Table 11.1: Difference between Immediate Hypersensitivity and Delayed Hypersensitivity
|1. It appears and disappers rapidly||1. It appears slowly and last longer.|
|2. It is induced by antigens or haptens by any route||2. Induced by infection, injection of antigen intra dermally or with adjuvants of by skin contact.|
|3. The reaction is antibody mediated B-cell response||3. The reaction is T-cell mediated response.|
|4. Passive transfer is possible with serum||4. Cannot be transferred with serum but can be transferred by lymphocytes|
|5. Desensitization is easy, but does not last long||5. Desensitization is difficult but long lasting.|
It is often called as delayed hypersensitivity reaction as the reaction takes two to three days to develop. Type IV hypersensitivity is involved in the pathogenesis of many autoimmune and infectious diseases such as tuberculosis and leprosy. T lymphocytes, monocytes and macrophages are involved in the reaction. Cytotoxic T Cells cause direct damage whereas the T helper cells secrete cytokines and activate monocytes and macrophages and cause the bulk damage (Figure 11.10).
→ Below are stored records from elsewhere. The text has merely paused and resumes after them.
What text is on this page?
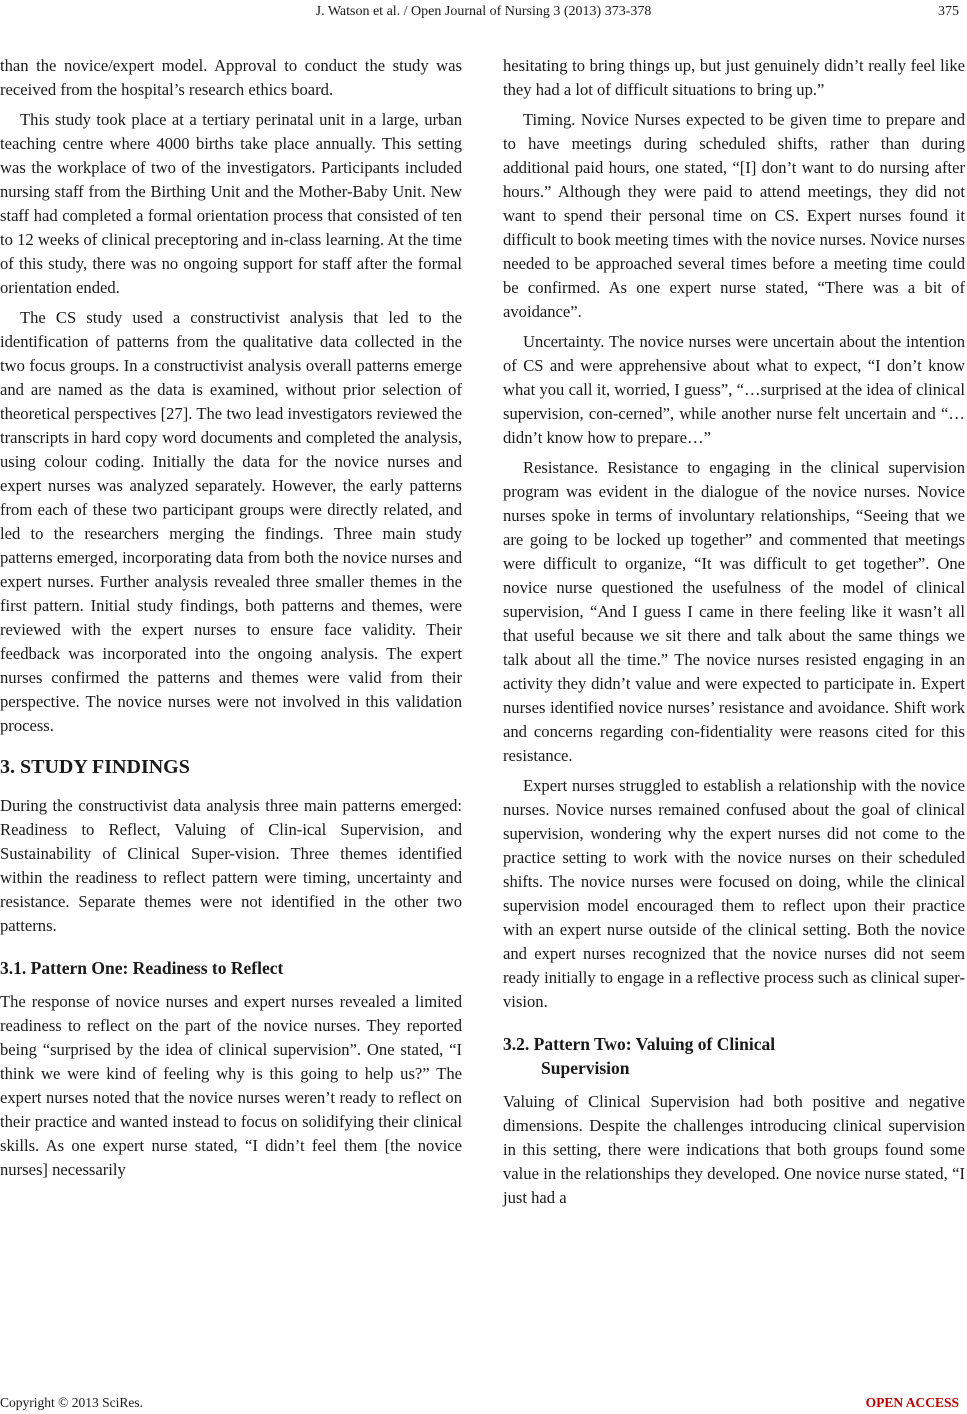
J. Watson et al. / Open Journal of Nursing 3 (2013) 373-378	375

than the novice/expert model. Approval to conduct the study was received from the hospital’s research ethics board.

This study took place at a tertiary perinatal unit in a large, urban teaching centre where 4000 births take place annually. This setting was the workplace of two of the investigators. Participants included nursing staff from the Birthing Unit and the Mother-Baby Unit. New staff had completed a formal orientation process that consisted of ten to 12 weeks of clinical preceptoring and in-class learning. At the time of this study, there was no ongoing support for staff after the formal orientation ended.

The CS study used a constructivist analysis that led to the identification of patterns from the qualitative data collected in the two focus groups. In a constructivist analysis overall patterns emerge and are named as the data is examined, without prior selection of theoretical perspectives [27]. The two lead investigators reviewed the transcripts in hard copy word documents and completed the analysis, using colour coding. Initially the data for the novice nurses and expert nurses was analyzed separately. However, the early patterns from each of these two participant groups were directly related, and led to the researchers merging the findings. Three main study patterns emerged, incorporating data from both the novice nurses and expert nurses. Further analysis revealed three smaller themes in the first pattern. Initial study findings, both patterns and themes, were reviewed with the expert nurses to ensure face validity. Their feedback was incorporated into the ongoing analysis. The expert nurses confirmed the patterns and themes were valid from their perspective. The novice nurses were not involved in this validation process.

3. STUDY FINDINGS

During the constructivist data analysis three main patterns emerged: Readiness to Reflect, Valuing of Clin-ical Supervision, and Sustainability of Clinical Super-vision. Three themes identified within the readiness to reflect pattern were timing, uncertainty and resistance. Separate themes were not identified in the other two patterns.

3.1. Pattern One: Readiness to Reflect

The response of novice nurses and expert nurses revealed a limited readiness to reflect on the part of the novice nurses. They reported being “surprised by the idea of clinical supervision”. One stated, “I think we were kind of feeling why is this going to help us?” The expert nurses noted that the novice nurses weren’t ready to reflect on their practice and wanted instead to focus on solidifying their clinical skills. As one expert nurse stated, “I didn’t feel them [the novice nurses] necessarily

hesitating to bring things up, but just genuinely didn’t really feel like they had a lot of difficult situations to bring up.”

Timing. Novice Nurses expected to be given time to prepare and to have meetings during scheduled shifts, rather than during additional paid hours, one stated, “[I] don’t want to do nursing after hours.” Although they were paid to attend meetings, they did not want to spend their personal time on CS. Expert nurses found it difficult to book meeting times with the novice nurses. Novice nurses needed to be approached several times before a meeting time could be confirmed. As one expert nurse stated, “There was a bit of avoidance”.

Uncertainty. The novice nurses were uncertain about the intention of CS and were apprehensive about what to expect, “I don’t know what you call it, worried, I guess”, “…surprised at the idea of clinical supervision, con-cerned”, while another nurse felt uncertain and “…didn’t know how to prepare…”

Resistance. Resistance to engaging in the clinical supervision program was evident in the dialogue of the novice nurses. Novice nurses spoke in terms of involuntary relationships, “Seeing that we are going to be locked up together” and commented that meetings were difficult to organize, “It was difficult to get together”. One novice nurse questioned the usefulness of the model of clinical supervision, “And I guess I came in there feeling like it wasn’t all that useful because we sit there and talk about the same things we talk about all the time.” The novice nurses resisted engaging in an activity they didn’t value and were expected to participate in. Expert nurses identified novice nurses’ resistance and avoidance. Shift work and concerns regarding con-fidentiality were reasons cited for this resistance.

Expert nurses struggled to establish a relationship with the novice nurses. Novice nurses remained confused about the goal of clinical supervision, wondering why the expert nurses did not come to the practice setting to work with the novice nurses on their scheduled shifts. The novice nurses were focused on doing, while the clinical supervision model encouraged them to reflect upon their practice with an expert nurse outside of the clinical setting. Both the novice and expert nurses recognized that the novice nurses did not seem ready initially to engage in a reflective process such as clinical super-vision.

3.2. Pattern Two: Valuing of Clinical
Supervision

Valuing of Clinical Supervision had both positive and negative dimensions. Despite the challenges introducing clinical supervision in this setting, there were indications that both groups found some value in the relationships they developed. One novice nurse stated, “I just had a

Copyright © 2013 SciRes.	OPEN ACCESS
Type IV hypersensitivity: Cell Mediated Delayed Hypersensitivity
Tuberculin reaction (Mantoux Reaction)
When a small dose of tuberculin is injected intra dermally in an individual already having tubercle bacilli, the reaction occurs. It is due to the interaction of sensitized T cell and tubercle bacterium. The reaction is manifested on the skin very late only after 48-72 hours.